Night begins with most irritating Quiz master who smelled of damp clothes and sounded like a DJ off late night radio no one listens to! So we find a table with two lads who look under thirty! I shall name them Joe and Paul…from Swords…two mates…one is a howiya and one looks like Brian Dowling without the femininity! They are looking as pale as us with the thoughts of ten rounds with the geriatric singles! Round one done and goodbye to only guys within a decade of my own age!

The following “dates” were woeful…most men came alone so didn’t know their quiz partner and all but Joe and Paul were on the orange cordial…thou one chap did point out he was on the Rock Shandy….whoop whoop!

Then came the one round we actually won…after we heard when ya won a round the ladies got chocholate eclairs we decided to put a bit of effort in!

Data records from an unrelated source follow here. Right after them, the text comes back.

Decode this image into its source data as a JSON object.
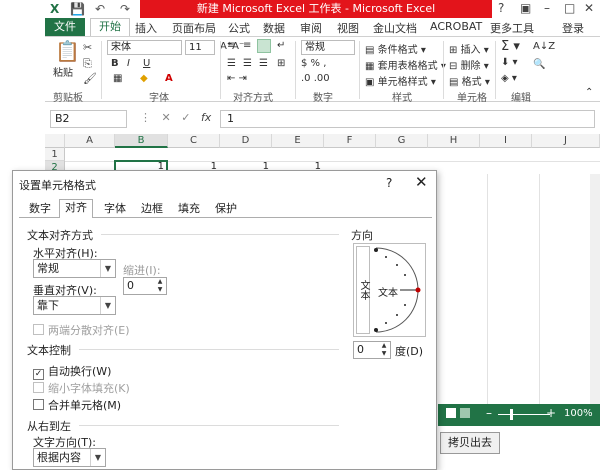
{
  "window": {
    "title": "新建 Microsoft Excel 工作表 - Microsoft Excel",
    "login": "登录"
  },
  "menu": {
    "file": "文件",
    "tabs": [
      "开始",
      "插入",
      "页面布局",
      "公式",
      "数据",
      "审阅",
      "视图",
      "金山文档",
      "ACROBAT",
      "更多工具"
    ]
  },
  "ribbon": {
    "paste": "粘贴",
    "font_name": "宋体",
    "font_size": "11",
    "bold": "B",
    "italic": "I",
    "underline": "U",
    "number_format": "常规",
    "cond_format": "条件格式",
    "table_format": "套用表格格式",
    "cell_style": "单元格样式",
    "insert": "插入",
    "delete": "删除",
    "format": "格式",
    "groups": [
      "剪贴板",
      "字体",
      "对齐方式",
      "数字",
      "样式",
      "单元格",
      "编辑"
    ]
  },
  "formula_bar": {
    "name_box": "B2",
    "fx": "fx",
    "value": "1"
  },
  "grid": {
    "columns": [
      "A",
      "B",
      "C",
      "D",
      "E",
      "F",
      "G",
      "H",
      "I",
      "J"
    ],
    "rows": [
      "1",
      "2"
    ],
    "values": [
      "1",
      "1",
      "1",
      "1"
    ]
  },
  "status": {
    "zoom": "100%"
  },
  "copy_button": "拷贝出去",
  "dialog": {
    "title": "设置单元格格式",
    "help": "?",
    "close": "✕",
    "tabs": [
      "数字",
      "对齐",
      "字体",
      "边框",
      "填充",
      "保护"
    ],
    "text_align_section": "文本对齐方式",
    "h_align_label": "水平对齐(H):",
    "h_align_value": "常规",
    "indent_label": "缩进(I):",
    "indent_value": "0",
    "v_align_label": "垂直对齐(V):",
    "v_align_value": "靠下",
    "justify_distributed": "两端分散对齐(E)",
    "text_control_section": "文本控制",
    "wrap_text": "自动换行(W)",
    "wrap_text_checked": true,
    "shrink_to_fit": "缩小字体填充(K)",
    "merge_cells": "合并单元格(M)",
    "rtl_section": "从右到左",
    "text_direction_label": "文字方向(T):",
    "text_direction_value": "根据内容",
    "orientation_section": "方向",
    "orientation_vertical_text": "文本",
    "orientation_text": "文本",
    "degrees_value": "0",
    "degrees_label": "度(D)"
  }
}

The “tricky” question no one knew in whole room bar little old me was “What does DVD stand for?”! Our “date” was a very shy late thirties anorak from Drogheda with a queer thick Drogheda accent-he was very friendly with the mid forties frizzy haired woman (not a lady) on table 8 next to us! So Ms Frizzy pouts and asks Mr Anorak for the answer…looking cool he gives thw wrong one…and blushes! She goes scitzo when it turns out we have right answer…and for every other round she wins she does a glory dance at our table…not pretty as her BMI was not a healthy 25! So up for our prize…chocholate eclair…we are deflated to learn its not the pastry kind! Roll on 20 years and I will be like Ms Frizzy!

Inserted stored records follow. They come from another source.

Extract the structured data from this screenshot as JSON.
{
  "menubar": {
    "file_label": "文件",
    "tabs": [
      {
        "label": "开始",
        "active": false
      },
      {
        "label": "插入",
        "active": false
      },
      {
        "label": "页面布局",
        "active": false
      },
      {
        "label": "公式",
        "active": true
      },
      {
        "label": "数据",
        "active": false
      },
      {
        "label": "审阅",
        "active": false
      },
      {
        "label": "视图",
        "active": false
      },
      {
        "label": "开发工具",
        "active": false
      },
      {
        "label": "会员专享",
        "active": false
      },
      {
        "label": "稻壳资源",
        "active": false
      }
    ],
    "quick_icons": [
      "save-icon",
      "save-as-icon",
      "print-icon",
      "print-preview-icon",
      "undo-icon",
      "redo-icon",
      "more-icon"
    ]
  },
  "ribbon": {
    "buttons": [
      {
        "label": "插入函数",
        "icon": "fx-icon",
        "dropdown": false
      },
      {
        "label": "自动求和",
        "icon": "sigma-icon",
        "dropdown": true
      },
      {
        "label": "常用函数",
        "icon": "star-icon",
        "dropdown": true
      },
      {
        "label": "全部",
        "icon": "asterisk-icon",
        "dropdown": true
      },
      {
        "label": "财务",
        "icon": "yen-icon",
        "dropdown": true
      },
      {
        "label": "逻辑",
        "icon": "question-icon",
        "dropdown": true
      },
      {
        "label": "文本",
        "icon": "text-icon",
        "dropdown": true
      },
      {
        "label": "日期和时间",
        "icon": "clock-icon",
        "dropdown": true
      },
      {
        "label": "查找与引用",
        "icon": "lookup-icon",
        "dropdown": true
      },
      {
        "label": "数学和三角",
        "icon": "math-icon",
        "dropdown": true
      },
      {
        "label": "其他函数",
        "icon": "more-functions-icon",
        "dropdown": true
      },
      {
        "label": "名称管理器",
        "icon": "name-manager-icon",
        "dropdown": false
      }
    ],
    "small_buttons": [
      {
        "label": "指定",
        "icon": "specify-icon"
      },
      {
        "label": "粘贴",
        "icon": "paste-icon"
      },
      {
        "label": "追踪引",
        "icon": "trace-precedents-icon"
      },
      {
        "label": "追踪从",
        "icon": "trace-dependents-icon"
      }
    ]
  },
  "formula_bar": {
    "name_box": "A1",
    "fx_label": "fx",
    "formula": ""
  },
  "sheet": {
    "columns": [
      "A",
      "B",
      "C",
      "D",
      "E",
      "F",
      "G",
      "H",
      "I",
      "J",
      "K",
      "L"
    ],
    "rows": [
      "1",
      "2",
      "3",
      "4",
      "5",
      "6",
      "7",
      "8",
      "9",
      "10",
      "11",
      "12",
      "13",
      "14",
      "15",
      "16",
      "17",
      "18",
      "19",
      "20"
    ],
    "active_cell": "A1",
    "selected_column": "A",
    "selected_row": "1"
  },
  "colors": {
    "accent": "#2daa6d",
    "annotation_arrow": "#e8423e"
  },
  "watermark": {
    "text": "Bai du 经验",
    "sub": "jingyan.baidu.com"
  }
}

The night continued like this with Joe and Paul from Swords giving us the low down on caliber of the females…outside the loos…which we later found out was overheard clearly into all the “dates” in the loo! Oops another few points off our popularity!

So quiz is over and best table (Ms Frizzy) wins a bottle of wine as prize to share with her mate! So we leggit upstairs, closely followed by Joe and Paul, who have clearly picked one of us each and are getting a bit too touchy feely!

So we ditch the boys, change the name tags to Chrystal and Penelope and had mad craic with everyone arriving in soaked from “The Boss”! And in the corner of my eye I spot Ms Frizzy and Mr Anorak  sneak out the door early….

For those who ok’d my gúna on Twitter…yes it was too loud and too short…but feck it! Thanks for the love!

Country bumpkin living it up in the big smoke!